Background: Deafness is a complex and multifaceted phenomenon. The different ways of perceiving and understanding deafness have practical implications for research with deaf people. Whilst the deaf community is not homogenous, it is generally distinct from the hearing population. Consequently, the appropriateness of applying research methods and informed concern processes designed for the hearing population in research with deaf people has been questioned.
Objectives: This article reflected on some methodological challenges and ethical concerns arising from conducting a sexual and reproductive health needs assessment with deaf people in Ghana. The aim was to provide some perspectives on some of the challenges associated with doing research with deaf people.

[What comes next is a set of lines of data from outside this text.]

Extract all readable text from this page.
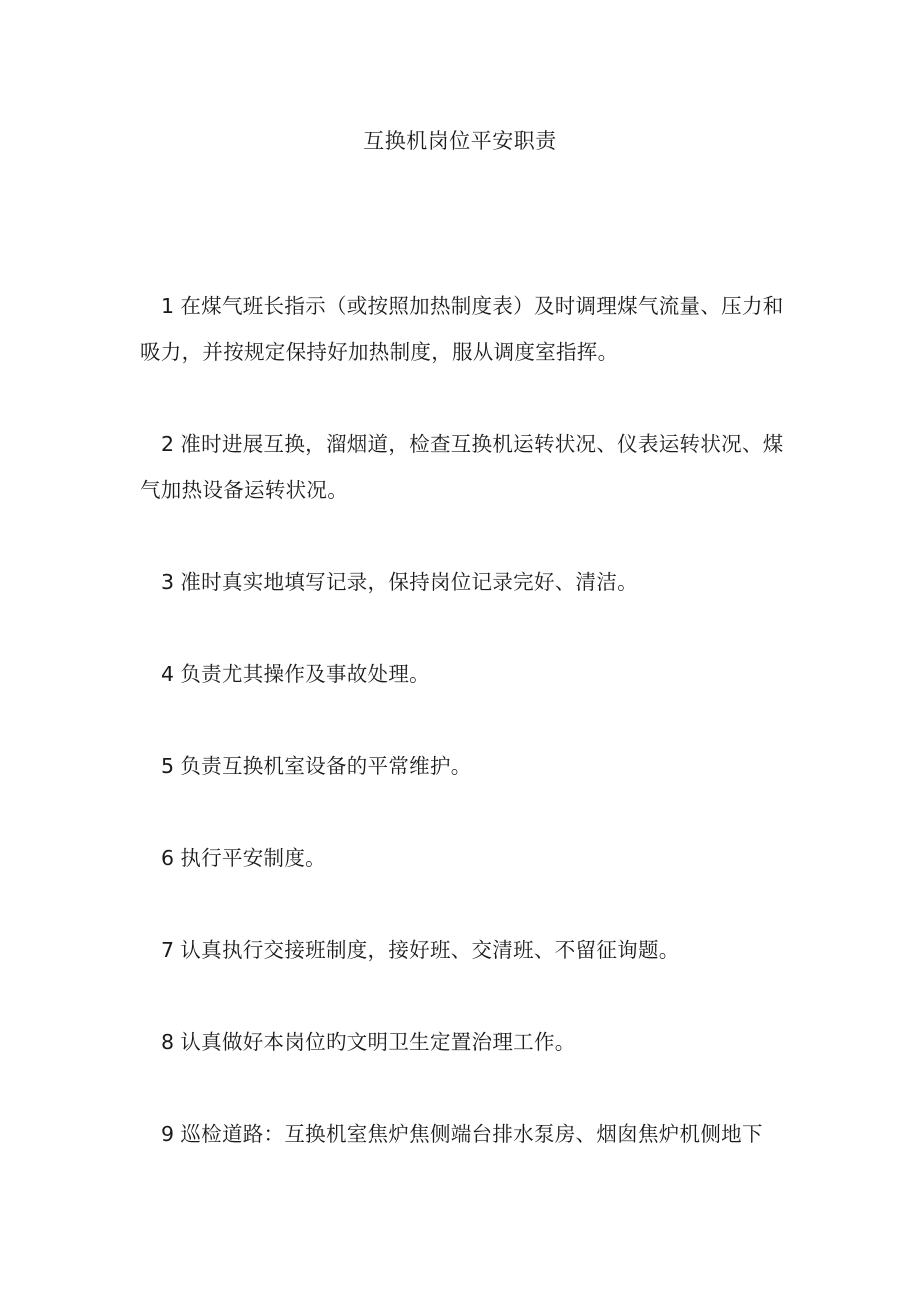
互换机岗位平安职责

1 在煤气班长指示（或按照加热制度表）及时调理煤气流量、压力和吸力，并按规定保持好加热制度，服从调度室指挥。

2 准时进展互换，溜烟道，检查互换机运转状况、仪表运转状况、煤气加热设备运转状况。

3 准时真实地填写记录，保持岗位记录完好、清洁。

4 负责尤其操作及事故处理。

5 负责互换机室设备的平常维护。

6 执行平安制度。

7 认真执行交接班制度，接好班、交清班、不留征询题。

8 认真做好本岗位旳文明卫生定置治理工作。

9 巡检道路：互换机室焦炉焦侧端台排水泵房、烟囱焦炉机侧地下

Method: The study was a two phase, sequential, mixed methods design, consisting of three focus groups to assist in the development of a survey and then the implementation of the survey for needs assessment data collection. The number of participants in the study was 179, consisting of 26 focus group participants: 7 executives of the Ghana National Association of the Deaf (GNAD), 10 male adults, and 9 female adults. There were 152 survey respondents (students, women and men) and one key informant. All participants, except the key informant, were deaf people.
Results: The application of traditional research methods to studies involving deaf participants presents numerous methodological and ethical dilemmas associated mainly with deaf people’s unique cultural and linguistic characteristics.
Conclusion: Research methods should not be taken as universal guidelines for conducting research in all settings because of differences in settings.